How do you know an email is a phishing attempt? There’s no easy way –– no simple push of a button –– to avoid identity theft or sabotaged accounts in today’s fast-paced technological world. First, whatever you do, do not click on a link provided in an email. Instead, review the signs of a potential scam, as provided below. Then, follow the steps at the end of this article to decrease the chances of a security breach in the first place.
1. Partial Account Numbers
An email message showing the last 4 digits of your account number doesn’t make it legitimate. The account may have been hacked, and now the cyber-criminals are trying to trick you into taking another step to compromise additional data.
2. Confidential Information Requests
A legitimate business will never send an email asking for your social security number or EIN information. They also will not ask for your account number, credit card information or PIN number. Avoid responding to these types of emails.
3. Suspicious Email Addresses
If you receive an email from a legitimate business, the sender should use @domain name for the email address. Question emails sent from free email services.
4. Strange Content
Closely examine the content of the email. If the sender’s message seems less personal than expected, it may be a scam.

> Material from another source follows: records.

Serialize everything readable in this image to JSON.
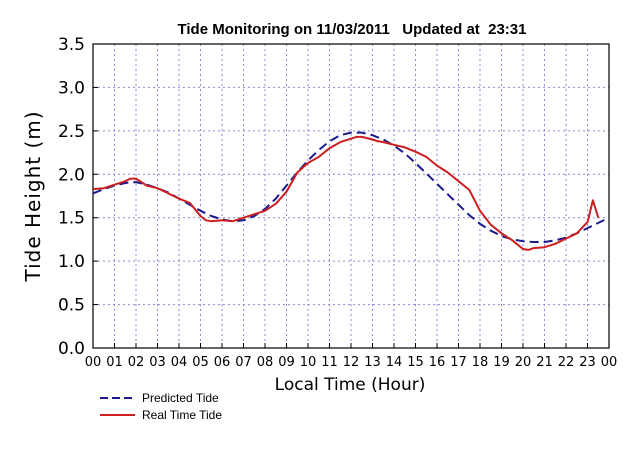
{
  "chart_data": {
    "type": "line",
    "title": "Tide Monitoring on 11/03/2011   Updated at  23:31",
    "xlabel": "Local Time (Hour)",
    "ylabel": "Tide Height (m)",
    "xlim": [
      0,
      24
    ],
    "ylim": [
      0,
      3.5
    ],
    "x_ticks": [
      "00",
      "01",
      "02",
      "03",
      "04",
      "05",
      "06",
      "07",
      "08",
      "09",
      "10",
      "11",
      "12",
      "13",
      "14",
      "15",
      "16",
      "17",
      "18",
      "19",
      "20",
      "21",
      "22",
      "23",
      "00"
    ],
    "y_ticks": [
      "0.0",
      "0.5",
      "1.0",
      "1.5",
      "2.0",
      "2.5",
      "3.0",
      "3.5"
    ],
    "grid": true,
    "legend_position": "bottom-left",
    "series": [
      {
        "name": "Predicted Tide",
        "style": "dashed",
        "color": "#1a1a8c",
        "x": [
          0,
          0.5,
          1,
          1.5,
          2,
          2.5,
          3,
          3.5,
          4,
          4.5,
          5,
          5.5,
          6,
          6.5,
          7,
          7.5,
          8,
          8.5,
          9,
          9.5,
          10,
          10.5,
          11,
          11.5,
          12,
          12.5,
          13,
          13.5,
          14,
          14.5,
          15,
          15.5,
          16,
          16.5,
          17,
          17.5,
          18,
          18.5,
          19,
          19.5,
          20,
          20.5,
          21,
          21.5,
          22,
          22.5,
          23,
          23.5,
          24
        ],
        "y": [
          1.78,
          1.83,
          1.87,
          1.9,
          1.91,
          1.88,
          1.84,
          1.79,
          1.72,
          1.65,
          1.58,
          1.52,
          1.48,
          1.46,
          1.47,
          1.52,
          1.6,
          1.72,
          1.87,
          2.02,
          2.16,
          2.28,
          2.38,
          2.45,
          2.48,
          2.48,
          2.45,
          2.4,
          2.33,
          2.24,
          2.13,
          2.01,
          1.89,
          1.77,
          1.65,
          1.53,
          1.43,
          1.35,
          1.29,
          1.25,
          1.23,
          1.22,
          1.22,
          1.24,
          1.27,
          1.32,
          1.38,
          1.44,
          1.5
        ]
      },
      {
        "name": "Real Time Tide",
        "style": "solid",
        "color": "#cc1f1f",
        "x": [
          0,
          0.5,
          1,
          1.5,
          1.75,
          2,
          2.5,
          3,
          3.5,
          4,
          4.5,
          5,
          5.25,
          5.5,
          6,
          6.5,
          7,
          7.5,
          8,
          8.5,
          9,
          9.5,
          10,
          10.5,
          11,
          11.5,
          12,
          12.25,
          12.5,
          13,
          13.25,
          13.5,
          14,
          14.5,
          15,
          15.5,
          16,
          16.5,
          17,
          17.5,
          18,
          18.5,
          19,
          19.5,
          20,
          20.25,
          20.5,
          21,
          21.5,
          22,
          22.5,
          23,
          23.25,
          23.5
        ],
        "y": [
          1.83,
          1.84,
          1.88,
          1.92,
          1.95,
          1.95,
          1.87,
          1.84,
          1.78,
          1.72,
          1.67,
          1.52,
          1.47,
          1.46,
          1.47,
          1.46,
          1.5,
          1.54,
          1.58,
          1.66,
          1.8,
          2.02,
          2.13,
          2.2,
          2.3,
          2.37,
          2.41,
          2.43,
          2.43,
          2.4,
          2.38,
          2.37,
          2.34,
          2.31,
          2.26,
          2.2,
          2.1,
          2.02,
          1.92,
          1.82,
          1.58,
          1.42,
          1.32,
          1.24,
          1.14,
          1.13,
          1.15,
          1.16,
          1.2,
          1.26,
          1.32,
          1.45,
          1.7,
          1.5
        ]
      }
    ]
  }
}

Also, cyber-criminals use translation software to send emails in almost any language, but the software isn’t perfect. If you see grammatical errors, look more closely. Watch for links three to four lines long as this is another sign of a potential scam.
5. Unexpected Attachments
Never open attachments you’re not expecting. Even if you know the sender, be cautious. If you are not expecting an attachment, email the sender to ask if they sent it. You can also look at the attachment name. For instance, documents with .exe at the end are likely meant to harm your computer.
6. Attachments from Friend
Be careful when you receive an attachment from someone you do know. For instance, a vicious scam currently affecting Gmail involves receiving an email with an attachment from a friend. What you don’t know is the acquaintance’s account was hacked, and now the cyber-criminal are using it to snag more innocent victims. The scammers hope you’ll click on the attachment to see a preview. But instead of seeing the preview, a window or tab opens up requesting your login information to continue to Gmail. Everything looks normal. But it’s not – it’s a fake website created to steal your information and wreak havoc on your personal finance. Read on to learn how to recognize these hoax sites.
7. Fake Sites
Don’t assume a site with an appropriate logo and company name is legitimate. You must review the browser address to be certain:
Is the website address really long? If so, this could be a fake site. Look for a bunch of characters after the basic website address. If you see lots of text, this is most likely a text block containing a file to create a fake login page.

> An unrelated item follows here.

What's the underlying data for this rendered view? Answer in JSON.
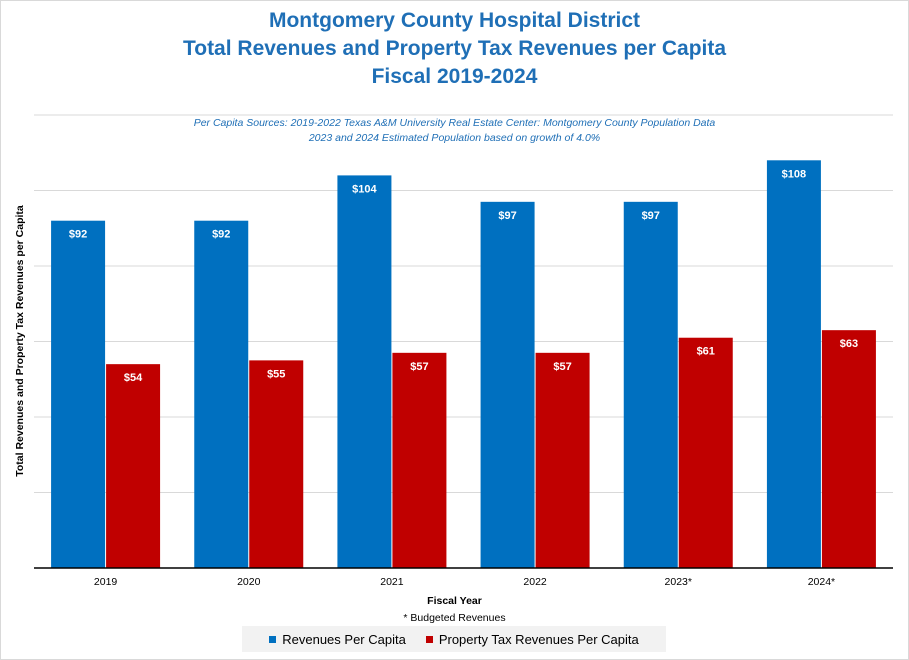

Does the address include https://? Sites that start with https:// are secure. If the address does not start with this, the link may be a phishing scam.ont
8. Unexpected Gifts or Freebies
Emails promising gifts, such as reward points, free vacations or gift cards, are scams if you aren’t expecting them.
9. Closing Account
If you receive an email indicating your account may be closed if you don’t act immediately, don’t panic and log in. Cyber-criminals have only a short amount of time to get you to act before the company finds out about the problem, so they want you to panic and log-in. Instead, contact the holder of the account directly to inquire if they are planning to close the account in question. You can also type the vendor's website address directly into your Internet browser, then click on your account to see what’s really going on.
10. Unauthorized Charges
Avoid emails saying you have unauthorized charges and must enter your login information at the provided link. The only way to verify if you truly have unauthorized charges is to call the vendor using a phone number you receive in your billing statement or on the back of a card. Or, type the name the creditor or bank directly into your Internet browser, and then log-in to see what’s going on with your account.